On Tuesday 06 October 2015 18:00:10 Robert Virding wrote:

> 7> spawn_link(fun () -> exit(S, die) end).
> <0.43.0>
> 8> flush().
> Shell got {'EXIT',<0.43.0>,die}
> Shell got {'EXIT',<0.43.0>,normal}
> ok
> 9> spawn_link(fun () -> exit(kill) end).
> <0.46.0>
> 10> flush().
> Shell got {'EXIT',<0.46.0>,kill}
> ok
> 11> spawn_link(fun () -> exit(S, kill) end).
> ** exception exit: killed

> What gives? So just receiving a 'kill' signal is not what kills me but it
> has to be sent in a certain way. So the process receiving a signal knows
> how the signal was sent. This is really inconsistent! It should be the
> signal itself which determines what the receiving process does. I would
> definitely class this as a bug.

Hi, Robert.

+1

This has bothered me too whenever I stop to think about it (usually I don't). It is definitely hard to understand when you're trying to build a mental model of how things work.

Is it really a bug? It is documented to work this way, and seems to have been made this way on purpose. So maybe not that kind of a bug, but a design bug.

It is semantically overloaded from the perspective of the user:

    Case 1:
I receive a message {'EXIT', Pid, Reason = kill} where Pid /= self() which is just informing me of the demise of another process due to Reason.

    Case 2:
I receive a message {'EXIT', Pid, Reason = kill} where Pid /= self() which is telling me I should exit with Reason.

What is the difference? It is invisible at the level that we normally deal with the environment. I am really uncomfortable with the result of the flush() on line 8.

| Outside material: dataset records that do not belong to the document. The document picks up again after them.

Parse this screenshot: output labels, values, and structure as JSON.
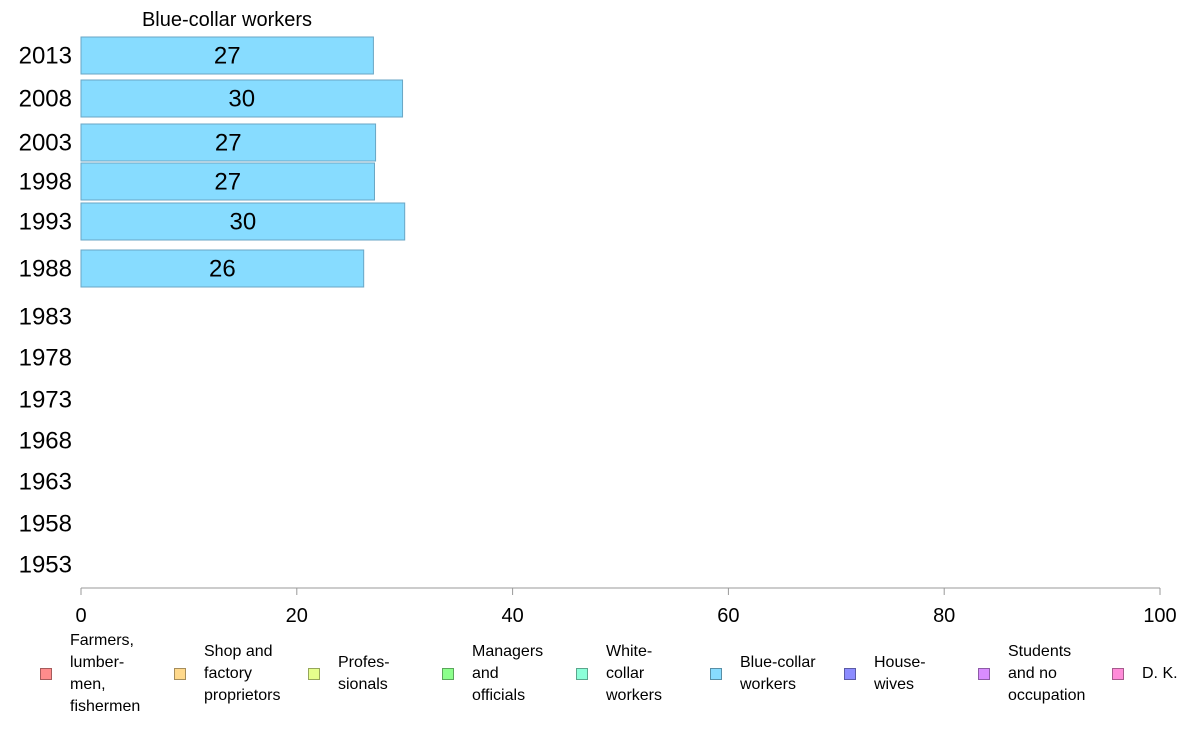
{
  "chart_data": {
    "type": "bar",
    "orientation": "horizontal",
    "panel_title": "Blue-collar workers",
    "categories": [
      "2013",
      "2008",
      "2003",
      "1998",
      "1993",
      "1988",
      "1983",
      "1978",
      "1973",
      "1968",
      "1963",
      "1958",
      "1953"
    ],
    "series": [
      {
        "name": "Blue-collar workers",
        "color": "#87dcff",
        "values": [
          27.1,
          29.8,
          27.3,
          27.2,
          30.0,
          26.2,
          null,
          null,
          null,
          null,
          null,
          null,
          null
        ],
        "labels": [
          "27",
          "30",
          "27",
          "27",
          "30",
          "26",
          "",
          "",
          "",
          "",
          "",
          "",
          ""
        ]
      }
    ],
    "xlim": [
      0,
      100
    ],
    "xticks": [
      "0",
      "20",
      "40",
      "60",
      "80",
      "100"
    ],
    "grid": false,
    "legend_position": "bottom",
    "legend": [
      {
        "label": "Farmers,\nlumber-\nmen,\nfishermen",
        "color": "#ff8c8c"
      },
      {
        "label": "Shop and\nfactory\nproprietors",
        "color": "#ffd98c"
      },
      {
        "label": "Profes-\nsionals",
        "color": "#e6ff8c"
      },
      {
        "label": "Managers\nand\nofficials",
        "color": "#8cff8c"
      },
      {
        "label": "White-\ncollar\nworkers",
        "color": "#8cffd9"
      },
      {
        "label": "Blue-collar\nworkers",
        "color": "#87dcff"
      },
      {
        "label": "House-\nwives",
        "color": "#8c8cff"
      },
      {
        "label": "Students\nand no\noccupation",
        "color": "#d98cff"
      },
      {
        "label": "D. K.",
        "color": "#ff8cd9"
      }
    ]
  }
}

'kill' is supposed to be special, but it is only special to the first process receiving the message. An identically formed message *appears* to propagate, but clearly something more interesting is happening underneath. And no clues are provided to the user about why there is a difference. I feel like exit(Pid, kill) should send something special and clearly untrappable to Pid (like {'EXIT', Pid, kill} is an untrappable form, always -- or maybe it is that {'EXIT', Pid = self(), kill} *is* specifically untrappable by way of matching on self()?), and then Pid should propagate something different like {'EXIT', Pid, killed} to make the difference clear.